In simple terms, mortgage financing is the process of providing finance to individuals and business entities, to secure properties, and the finance is repaid through timely and consecutive monthly instalments.
To understand the mortgage finance process, you must first try to understand the basic idea behind mortgages.
Mortgage – Definition
It is a legal agreement that conveys the conditional right of ownership of an asset or property by its owner (the mortgagor) to a lender (the mortgagee) as security for a loan with the condition that the conveyance of the title becomes void upon the repayment of the debt.
Are Mortgages Legally Enforceable?
Yes, they are. In order to be legally enforceable, the mortgage must be for a defined period, and the mortgagor must have the right of redemption on payment of the debt or on before the end of that term.
Why is Mortgage Finance Common?
Here is a list of why it is the most common type of debt instruments:
>> They have a lower rate of interest (because the loan is secured);
>> They are straight forward and have standard procedures; and
>> They have a reasonably long repayment period.
What is a Security Document?
The document by which the agreement is effected is called a “Mortgage Bill of Sale” or simply just a “mortgage.”
What are the Common Mortgage Finance Types?
Real Estate Mortgage – Virtually any legally owned property can be mortgaged, although real property (land and buildings) are the most common.
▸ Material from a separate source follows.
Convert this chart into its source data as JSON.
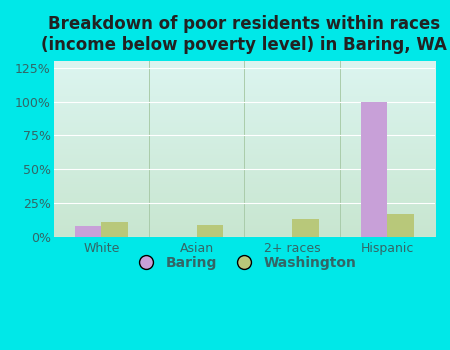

Chattel Mortgage – When personal property (appliances, cars, jewellery, etc.) is mortgaged, it is called a chattel mortgage.
Second Mortgage – There are situations where it is possible to obtain finance when there is already an existing mortgage associated with the property. It is not unusual for real estate laws to require that the holder of the first mortgage agree to the creation of a second mortgage.
Who has the Right of Possession?
For real property, vehicles, and equipment, etc., the right of possession and use of the mortgaged item normally remains with the mortgagor. But, the mortgagee has the right to take possession at any time to protect his/her security interest.
What Happens in the Event of a Default?
In the event of a default, the mortgagee can:
>> Appoint a receiver to manage the property (if it is a business property), or
>> Obtain a foreclosure for a court to take possession and sell the property.
Glossary of Common Terms Used
Mortgagor – the borrower of funds
Mortgagee – the lender/credit provider of funds (e.g. a bank or credit union, etc.)
First Mortgage – a mortgage that has priority over all mortgages and liens except those imposed by law
Second Mortgage – a mortgage that is subordinate to a first mortgage
So, now that you have read this information guide, you should have a good basic understanding of mortgage finance. It will help you in obtaining the right finance for your real-estate property.